You may be surprised to know that there are lots of different “treats” that are safe for most kids. The following candies are typically considered allergy friendly:

  • Dum Dum lollipops
  • Jolly Ranchers
  • Smarties
  • Gummies
  • Swedish Fish
  • Jellybeans
  • Skittles
  • Starbursts
  • Nerds 
  • Dots 

Many of these also include sour varieties which expands your choices even further. Of course, you should always read labels and ingredients to confirm that the brand or variety of candy you choose is in fact free of allergens and produced in an allergy-free facility. 


Non-edible treats are the safest, most inclusive option.

Because of the high incidence of food allergies, 45 percent of survey respondents noted they planned to give out non-candy treats, like fruit, non-edible treats, or allergy-friendly candy. While the above candy treats are free from the most common allergies, there are rare conditions that can make candy of any kind unsafe from some kids. Additionally, children with motor challenges, such as swallowing, may not be able to consume any edible treat. As a result, non-food items may be the best way to ensure every trick-or-treater can receive something fun and safe for them. 

There are lots of creative, inexpensive things you can pass out that kids would be excited to receive, including:

  • Art supplies
  • Bouncy balls
  • Bubbles
  • Gag toys, like plastic spider rings or vampire teeth
  • Glowsticks
  • Stickers
  • Stamps

Other tips for keeping all kids safe.

Whether or not your child has a food allergy or sensitivity, it’s important to follow general safety precautions while trick-or-treating. Kids should be accompanied by an adult, even if they’re in a group. And, don’t forget to dress appropriately for the weather in a costume that fits properly. Dark costumes may be harder to see at night, so consider adding a reflective accessory or flashlight to help ensure your child is visible to others.  


Get creative with “candy swaps”.

In addition, it’s never a good idea for any child to load up on too much candy at once. Parents are on board with this too, as nearly three quarters of parents surveyed said they limit candy consumption on Halloween. One way to encourage moderation is to have your child sort the candy into small groups when you get home. While portion sizes vary based on individual and type of candy or food, in general, we recommend limiting candy consumption to what you can fit in a small four to six ounce cup. By grouping candy ahead of time, kids can choose what they’d like to eat and spread it over a long period of time. You can also take this opportunity to discard any open candy or pieces that look tampered with. I also recommend getting rid of anything homemade, especially if your child has allergies, since you can’t guarantee that it’s allergen-free. 

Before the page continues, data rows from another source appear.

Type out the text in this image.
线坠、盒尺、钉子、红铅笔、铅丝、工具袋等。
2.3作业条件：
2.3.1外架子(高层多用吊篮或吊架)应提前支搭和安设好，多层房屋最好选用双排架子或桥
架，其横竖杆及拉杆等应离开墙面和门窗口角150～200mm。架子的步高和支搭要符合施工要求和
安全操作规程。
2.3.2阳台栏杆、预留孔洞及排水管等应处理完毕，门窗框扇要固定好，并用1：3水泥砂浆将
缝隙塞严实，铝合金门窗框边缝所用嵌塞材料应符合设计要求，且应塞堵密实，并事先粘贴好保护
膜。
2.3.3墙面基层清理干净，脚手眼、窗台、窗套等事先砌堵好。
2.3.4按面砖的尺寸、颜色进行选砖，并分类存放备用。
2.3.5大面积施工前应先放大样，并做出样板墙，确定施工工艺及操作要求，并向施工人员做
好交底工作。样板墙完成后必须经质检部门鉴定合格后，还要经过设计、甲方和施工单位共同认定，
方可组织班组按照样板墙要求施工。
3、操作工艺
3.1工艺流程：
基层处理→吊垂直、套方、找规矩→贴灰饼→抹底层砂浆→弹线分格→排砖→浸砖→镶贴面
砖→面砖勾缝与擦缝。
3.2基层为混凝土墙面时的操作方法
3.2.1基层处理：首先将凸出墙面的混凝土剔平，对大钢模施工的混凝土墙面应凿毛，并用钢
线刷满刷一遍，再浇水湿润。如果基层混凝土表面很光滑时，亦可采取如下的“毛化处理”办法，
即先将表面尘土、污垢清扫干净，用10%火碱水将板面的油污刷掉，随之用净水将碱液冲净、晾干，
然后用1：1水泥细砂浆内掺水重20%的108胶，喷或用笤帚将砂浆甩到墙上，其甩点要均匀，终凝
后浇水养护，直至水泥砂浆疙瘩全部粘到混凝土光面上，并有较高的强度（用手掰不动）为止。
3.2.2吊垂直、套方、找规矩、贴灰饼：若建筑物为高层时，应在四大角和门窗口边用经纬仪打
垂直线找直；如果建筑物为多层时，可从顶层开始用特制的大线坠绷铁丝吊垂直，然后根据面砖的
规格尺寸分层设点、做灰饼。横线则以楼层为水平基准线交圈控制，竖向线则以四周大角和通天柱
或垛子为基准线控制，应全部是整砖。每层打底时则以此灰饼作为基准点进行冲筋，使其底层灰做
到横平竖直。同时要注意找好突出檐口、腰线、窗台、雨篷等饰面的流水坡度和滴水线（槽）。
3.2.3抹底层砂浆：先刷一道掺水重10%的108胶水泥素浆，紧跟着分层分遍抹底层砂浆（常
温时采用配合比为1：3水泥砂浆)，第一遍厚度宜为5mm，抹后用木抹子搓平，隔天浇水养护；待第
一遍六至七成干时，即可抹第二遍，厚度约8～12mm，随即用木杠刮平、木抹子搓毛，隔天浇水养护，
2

There are other creative ways to make the October holiday a memorable one for your kids, especially if your child has food restrictions. One idea is to have kids trade their candy stash for something else, like a new toy or an experience, like staying up 30 minutes later or a game night. 

Candy shouldn't be the scariest part of Halloween.

Kids with food allergies, diabetes, or other medical conditions shouldn’t have to forgo the creepy festivities out of fear that they’ll get sick or disappointment that they can’t participate. If you plan to have treats or trinkets for children with food allergies or restrictions, consider putting a teal-colored pumpkin on your doorstep. This is the hallmark of the Teal Pumpkin Project, sponsored by a non-profit called Food Allergy Research & Education (FARE). It’s a simple way for parents and kids with allergies to know you offer allergy-friendly candy or non-edible toys that are safe for all kids. You can even go a step further and register your address on the Teal Pumpkin Project Map, making it easy for kids with food challenges to find you.

By being mindful of the differences that make us all unique and making small changes, we can make Halloween safe and fun for everyone, leaving the scaring to the ghosts and goblins.